The retail space has turned into a warzone, with alliances being formed everywhere to stay powerful and relevant in the Amazon (AMZN) era. One of the closely-followed update from the sector this week was Macy’s (M) acquisition of New York-based concept store Story. The lone store under the Story brand will continue to operate from its current location in downtown Manhattan. The financial terms of the deal were not disclosed.

Along with the multi-thematic store, Macy’s has also added Story’s founder – CEO Rachel Shechtman to its fold to take up the role of brand experience officer. It is learned that under the Macy’s team, Story will get a new look altogether, and cater to a larger community at a national level in the long term.

Picture Courtesy: Mike Mozart

Though the acquisition of Story may seem insignificant for an established retailer like Macy’s, it could become a game-changing association if the latter brings Story’s unique concept to more stores. It is indeed a bold attempt to retain customers in the long run, because for many, shopping has become much more than getting what they want at the neighborhood department store.

Meanwhile, the widespread digital push and the changed retail scenario where customer experience is of prime importance could make it a challenging task for Macy’s.

What makes Story a perfect choice for Macy’s is its theme-based concept that is unique in the sector.
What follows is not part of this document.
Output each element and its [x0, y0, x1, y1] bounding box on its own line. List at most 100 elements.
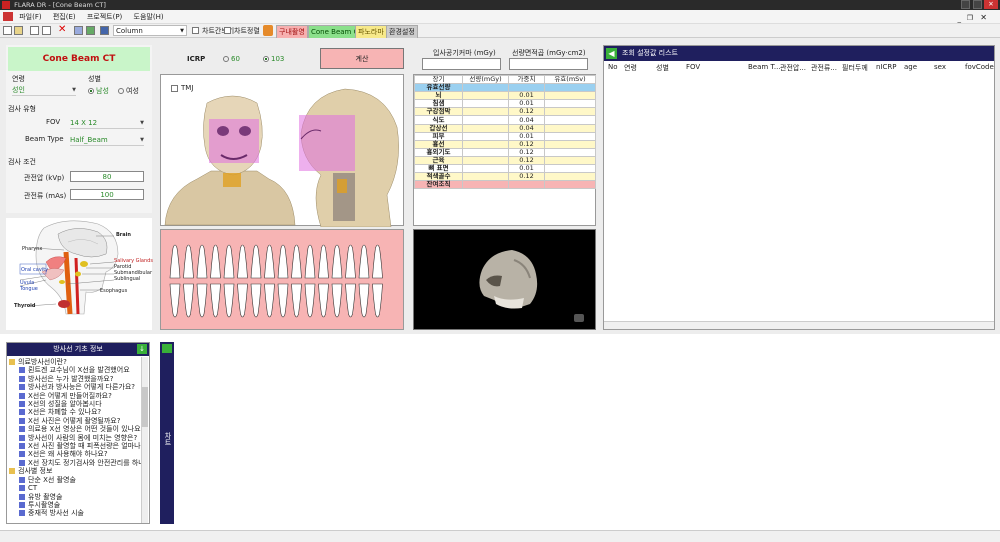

The store keeps changing its theme every three months and replaces inventory with fresh items that fit the new theme, thereby offering customers a new experience on every visit. In other words, every time shoppers visit Story after a gap of three months, they will feel like entering the store for the first time. The idea is to instill an irresistible urge in customers to visit the store again.

As per the agreement, Story’s founder and CEO Rachel Shechtman will take up the role of brand experience officer

Moreover, the store gets a new design every time it changes the theme, while maintaining its magazine-editorial concept. To Macy’s advantage, some of the leading brands and store operators have tie-ups with Story to have their select items included in its theme-based promotional activities. Interestingly, such partnerships are the primary source of revenue for Story.

The deal comes on the heel of Macy’s adding its successful Backstage units to more locations in the first quarter. As many as 80 new Backstage stores, which offer the company’s popular brands at heavily discounted rates, will be rolled out by the year-end.